2026年08月04日
トリーター:杉村

サツマハオリムシ、成長しています!

深海Ⅰ~JAMSTECとの共同研究~で飼育・展示をしているサツマハオリムシは、ちょっと変わった方法で鹿児島からえのすいにやって来ました。

2017年に水族館から鹿児島県に鯨骨を持ち込んで、鹿児島湾(錦江湾)の湾奥部にあるサツマハオリムシサイトに沈設しました。
そして 5年後の2022年、鯨骨に付着したサツマハオリムシを鯨骨ごと回収して、はるばるえのすいまで運び込んで、現在も飼育・展示を継続しています。

詳細は、こちら・・・2022年12月17日 南星丸 錦江湾生物採集航海(2)2日目(八巻)

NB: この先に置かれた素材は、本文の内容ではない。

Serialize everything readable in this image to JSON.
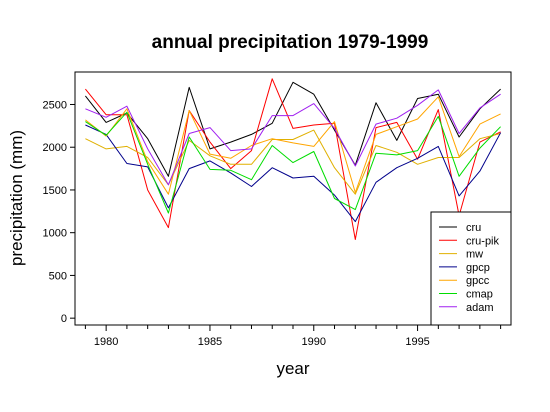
{
  "chart_data": {
    "type": "line",
    "title": "annual precipitation 1979-1999",
    "xlabel": "year",
    "ylabel": "precipitation (mm)",
    "xlim": [
      1978.5,
      1999.5
    ],
    "ylim": [
      -80,
      2880
    ],
    "xticks": [
      1980,
      1985,
      1990,
      1995
    ],
    "yticks": [
      0,
      500,
      1000,
      1500,
      2000,
      2500
    ],
    "grid": false,
    "legend_position": "bottom-right",
    "x": [
      1979,
      1980,
      1981,
      1982,
      1983,
      1984,
      1985,
      1986,
      1987,
      1988,
      1989,
      1990,
      1991,
      1992,
      1993,
      1994,
      1995,
      1996,
      1997,
      1998,
      1999
    ],
    "series": [
      {
        "name": "cru",
        "color": "#000000",
        "values": [
          2600,
          2290,
          2400,
          2100,
          1660,
          2700,
          1980,
          2060,
          2150,
          2280,
          2760,
          2620,
          2200,
          1790,
          2520,
          2080,
          2570,
          2620,
          2120,
          2450,
          2680
        ]
      },
      {
        "name": "cru-pik",
        "color": "#ff0000",
        "values": [
          2680,
          2380,
          2380,
          1500,
          1060,
          2430,
          2060,
          1750,
          1960,
          2800,
          2220,
          2260,
          2280,
          920,
          2230,
          2290,
          1860,
          2440,
          1200,
          2060,
          2180
        ]
      },
      {
        "name": "mw",
        "color": "#e0b000",
        "values": [
          2100,
          1980,
          2010,
          1880,
          1560,
          2080,
          1900,
          1800,
          1800,
          2090,
          2090,
          2200,
          1760,
          1450,
          2020,
          1940,
          1800,
          1880,
          1880,
          2100,
          2160
        ]
      },
      {
        "name": "gpcp",
        "color": "#00008b",
        "values": [
          2260,
          2150,
          1810,
          1770,
          1290,
          1750,
          1840,
          1700,
          1540,
          1760,
          1640,
          1660,
          1440,
          1130,
          1590,
          1760,
          1870,
          2010,
          1430,
          1720,
          2170
        ]
      },
      {
        "name": "gpcc",
        "color": "#ffa500",
        "values": [
          2320,
          2130,
          2450,
          1830,
          1450,
          2430,
          1920,
          1870,
          2020,
          2100,
          2050,
          2010,
          2300,
          1470,
          2150,
          2240,
          2330,
          2590,
          1890,
          2270,
          2390
        ]
      },
      {
        "name": "cmap",
        "color": "#00dd00",
        "values": [
          2300,
          2140,
          2410,
          1800,
          1230,
          2120,
          1740,
          1730,
          1620,
          2020,
          1820,
          1950,
          1400,
          1270,
          1930,
          1910,
          1960,
          2360,
          1660,
          1990,
          2240
        ]
      },
      {
        "name": "adam",
        "color": "#a020f0",
        "values": [
          2450,
          2350,
          2480,
          1980,
          1560,
          2160,
          2230,
          1960,
          1980,
          2370,
          2370,
          2510,
          2220,
          1780,
          2270,
          2340,
          2490,
          2670,
          2160,
          2460,
          2620
        ]
      }
    ]
  }
}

サツマハオリムシは、自分で作った棲管(せいかん)という筒状の住処を作り、その中で生活して、時折、白いラッパ状の「蓋」とその周りにある赤いえらを出して、体のほんの一部ですがその姿を見せてくれます。
振動などにとても敏感で、刺激を受けると一瞬で棲管の中に引っ込んでしまいます。
このようすは水槽横に設置しているに小型モニターに、ファイバースコープを使って拡大してライブで映していますので、ぜひ観察してみてください。

ファイバースコープファイバースコープ

棲管の先端部分はラッパ状に広がり、薄く半透明です。これは、先端部分で棲管が作られていて、今も成長している証拠です。根元に行くにつれて色も濃くなり、厚く硬くなっていきます。
※硬いといっても、とても柔軟性に富んでいてしなやかです。

棲管の周囲に糸状のバクテリアのコロニーができてしまっているので、わかりにくくなっていますが、棲管の途中に黄色の細い結束バントがつけてあります。
この結束バンドの場所が、4年半ほど前に“えのすい”にやって来た時の棲管の先端部分です。

横から横から

黄色の結束バンドから先端部まで 1~ 2cmほどあります。
えのすいに来て 4年半のほどの間に、このサツマハオリムシは飼育水に添加した硫化ナトリウムや鯨骨から出た硫化水素を吸収して成長したことになります。
4年半でほんの数cmとは・・・

次の画像は、上から見た成長のようすですが、2022年の時には棲管の長さが既に10㎝程度ありました。
2017年に沈設してから、いつ鯨骨に付着したかは分かりませんが、少なくとも5年以内に付着して成長した長さになります。
飼育 4年半で 2cmなので、実環境下との成長差が見えてきます。
きっと成長に足りないものが、まだあるのだと思います。

2022年から2026年の成長のようす2022年から2026年の成長のようす

これを受けて、過去の実環境データの見直しをして、サツマハオリムシの飼育水槽の環境を改善したいと考えています。
あと数年後、この成長がどのように変化するかが楽しみです。
これからのサツマハオリムシの成長に注目してみてください。